Logistics costs continue to hover around 10 percent of the gross domestic product, and North American companies spend 11 percent of their revenues on logistics, according to a recent Cap Gemini study. If that percentage sounds low, consider that it is the narrow end of the commerce funnel that controls the flow of trade and, therefore, wealth.
Or, consider that we call it a crisis when 90 percent of Americans have jobs and 10 percent are unemployed. It’s not just the size of the number, but the significance of what it represents that counts.
The fragmented approach to industry representation in the face of major issues including air cargo security, motor carrier hours of service, safety, and size and weight rules doesn’t appear to be gaining enough traction for the industry as a whole. If the railroads can’t sit in a room where increased trailer weights are being promoted, they’re missing the point.

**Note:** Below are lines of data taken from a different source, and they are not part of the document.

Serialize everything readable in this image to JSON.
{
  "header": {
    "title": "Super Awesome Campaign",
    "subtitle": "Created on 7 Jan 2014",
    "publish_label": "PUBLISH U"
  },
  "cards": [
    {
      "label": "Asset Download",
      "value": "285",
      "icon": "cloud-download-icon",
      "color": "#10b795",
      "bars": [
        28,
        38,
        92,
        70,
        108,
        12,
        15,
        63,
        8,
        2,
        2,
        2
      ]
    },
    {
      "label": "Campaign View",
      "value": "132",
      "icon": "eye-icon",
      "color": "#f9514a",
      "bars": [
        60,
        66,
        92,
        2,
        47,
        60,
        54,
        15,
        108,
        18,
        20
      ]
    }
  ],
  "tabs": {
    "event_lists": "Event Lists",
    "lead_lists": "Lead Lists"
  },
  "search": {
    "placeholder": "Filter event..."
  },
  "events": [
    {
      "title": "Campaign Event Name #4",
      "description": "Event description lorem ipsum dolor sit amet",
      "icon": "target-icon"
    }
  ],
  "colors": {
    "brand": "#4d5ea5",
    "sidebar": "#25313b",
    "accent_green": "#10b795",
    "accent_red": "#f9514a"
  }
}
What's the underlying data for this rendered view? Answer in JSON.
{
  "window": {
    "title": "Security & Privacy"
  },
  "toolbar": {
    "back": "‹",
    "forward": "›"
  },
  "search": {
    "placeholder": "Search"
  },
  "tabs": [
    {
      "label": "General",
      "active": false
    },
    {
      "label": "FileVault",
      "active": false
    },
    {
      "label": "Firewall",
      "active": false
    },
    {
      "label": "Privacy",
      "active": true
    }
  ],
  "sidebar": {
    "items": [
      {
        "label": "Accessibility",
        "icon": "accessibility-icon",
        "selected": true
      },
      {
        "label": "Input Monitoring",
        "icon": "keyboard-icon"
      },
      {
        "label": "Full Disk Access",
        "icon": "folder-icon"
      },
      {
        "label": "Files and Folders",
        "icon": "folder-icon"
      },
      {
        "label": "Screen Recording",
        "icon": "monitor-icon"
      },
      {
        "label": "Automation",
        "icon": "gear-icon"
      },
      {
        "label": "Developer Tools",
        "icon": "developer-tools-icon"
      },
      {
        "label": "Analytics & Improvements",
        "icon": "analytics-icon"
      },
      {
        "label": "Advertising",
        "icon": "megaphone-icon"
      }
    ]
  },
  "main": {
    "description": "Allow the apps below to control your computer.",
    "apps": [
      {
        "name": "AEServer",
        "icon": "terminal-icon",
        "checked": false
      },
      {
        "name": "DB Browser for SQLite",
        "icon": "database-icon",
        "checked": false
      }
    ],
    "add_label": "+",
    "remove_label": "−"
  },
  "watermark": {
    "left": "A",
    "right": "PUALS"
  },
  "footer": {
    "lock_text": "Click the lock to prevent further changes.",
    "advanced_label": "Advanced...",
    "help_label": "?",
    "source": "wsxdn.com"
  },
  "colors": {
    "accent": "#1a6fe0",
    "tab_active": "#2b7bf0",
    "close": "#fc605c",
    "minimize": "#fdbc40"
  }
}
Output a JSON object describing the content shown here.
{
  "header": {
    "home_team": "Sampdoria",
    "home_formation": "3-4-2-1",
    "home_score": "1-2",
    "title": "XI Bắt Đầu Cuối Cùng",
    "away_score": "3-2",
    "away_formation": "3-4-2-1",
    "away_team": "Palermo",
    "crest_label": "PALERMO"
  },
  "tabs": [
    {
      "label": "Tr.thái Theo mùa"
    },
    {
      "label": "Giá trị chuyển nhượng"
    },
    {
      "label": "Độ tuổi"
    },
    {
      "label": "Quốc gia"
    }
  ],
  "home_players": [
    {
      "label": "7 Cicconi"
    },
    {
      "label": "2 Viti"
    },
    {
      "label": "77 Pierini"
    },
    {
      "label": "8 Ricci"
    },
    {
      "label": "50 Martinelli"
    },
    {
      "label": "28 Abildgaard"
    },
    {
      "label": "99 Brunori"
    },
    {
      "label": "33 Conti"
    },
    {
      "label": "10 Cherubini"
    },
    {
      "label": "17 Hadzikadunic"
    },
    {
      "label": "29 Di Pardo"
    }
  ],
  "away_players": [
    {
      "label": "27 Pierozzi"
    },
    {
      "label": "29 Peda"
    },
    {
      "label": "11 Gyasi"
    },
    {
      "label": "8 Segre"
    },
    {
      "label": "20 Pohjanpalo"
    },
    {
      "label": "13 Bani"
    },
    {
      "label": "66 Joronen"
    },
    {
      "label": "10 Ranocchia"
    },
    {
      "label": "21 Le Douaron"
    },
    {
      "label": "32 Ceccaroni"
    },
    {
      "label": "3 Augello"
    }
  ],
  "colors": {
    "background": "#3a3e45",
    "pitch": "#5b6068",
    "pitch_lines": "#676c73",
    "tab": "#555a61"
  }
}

Listen to shippers’ challenges to reduce costs and improve transportation efficiency. Consider that motor carriers face a driver shortage that could be exacerbated by stricter hours of service rules and increased scrutiny of safety records. They both need rail intermodal as a long-haul solution. And more weight means more freight in those containers and trailers moving by rail, so it’s more efficient for everyone.
That may not be the argument that turned the railroads away from supporting NITL, but it demonstrates one reason the transportation industry needs a unified voice that is loud and clear about serving the U.S. economy.
The NITL used the tag line “The voice of the shipper” for most of its 103-year history. A strong, authoritative voice carries more weight than a lot of shouting, so let’s help NITL become the voice for freight transportation.